Recommendation to Re-appoint: Following its consideration, the Audit Committee recommended to the Board the re-appointment of PwC as external auditors. The Board has accepted this recommendation and a resolution for its re-appointment for a further year will be put to the shareholders at the AGM. At the annual general meeting in 2015, 99.56% of votes cast by shareholders were in favour of re-appointing PwC as external auditors.

Proposed Tender of External Audit

PwC has audited the Group's accounts since 2001 and the previous audit engagement partner rotated in 2012. A formal tender of the external audit contract has not been carried out since PwC was first engaged in 2001.

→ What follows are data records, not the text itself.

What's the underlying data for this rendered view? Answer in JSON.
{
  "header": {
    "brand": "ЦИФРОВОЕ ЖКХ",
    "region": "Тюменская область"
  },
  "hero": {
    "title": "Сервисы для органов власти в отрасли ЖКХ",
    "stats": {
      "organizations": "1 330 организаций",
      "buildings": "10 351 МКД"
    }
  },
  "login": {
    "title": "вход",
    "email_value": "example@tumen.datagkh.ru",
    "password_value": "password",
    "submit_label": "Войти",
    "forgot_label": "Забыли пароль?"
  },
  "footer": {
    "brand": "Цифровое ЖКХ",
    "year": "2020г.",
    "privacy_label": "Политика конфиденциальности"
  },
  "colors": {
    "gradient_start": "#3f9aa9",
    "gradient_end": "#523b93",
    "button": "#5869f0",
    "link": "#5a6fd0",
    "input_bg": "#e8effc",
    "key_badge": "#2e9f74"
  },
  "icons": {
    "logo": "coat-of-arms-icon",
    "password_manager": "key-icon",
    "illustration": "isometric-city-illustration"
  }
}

During the period the Audit Committee considered the timing of a formal tender of the external audit contract. Although the Group would not be required to execute a tender process or an auditor rotation for a considerable number of years under the new European and UK regulations, the Audit Committee recommended to the Board that a competitive tender process take place in 2016, with the outcome to be put to shareholders for approval at the 2017 annual general meeting. The Audit Committee believes this timing is in the best interests of the Company's shareholders as it would coincide with the timing of the rotation of PwC's audit engagement partner, due in 2017, under professional standards and because a tender has not been conducted since 2001. The Audit Committee plans to oversee this tender process and plans to agree a timetable and tender document in 2016, to be prepared in accordance with relevant requirements. Full details of the process will be set out in the 2016 Annual Report. There are no contractual obligations which restrict the Committee's choice of statutory auditor.

Review of External Auditor Appointment Policy: In conjunction with the external audit tender review, the Audit Committee reviewed the Group's policy on auditor appointment and independence. It agreed to changes to the policy to address the new legislative requirements, including restrictions on the provision of non-audit services by the external auditors (noted above) and mandated Audit Committee duties for auditor reappointment. The Audit Committee expects to keep this policy under review, in light of ongoing consultations by the Competition and Markets Authority and the Financial Reporting Council in this area.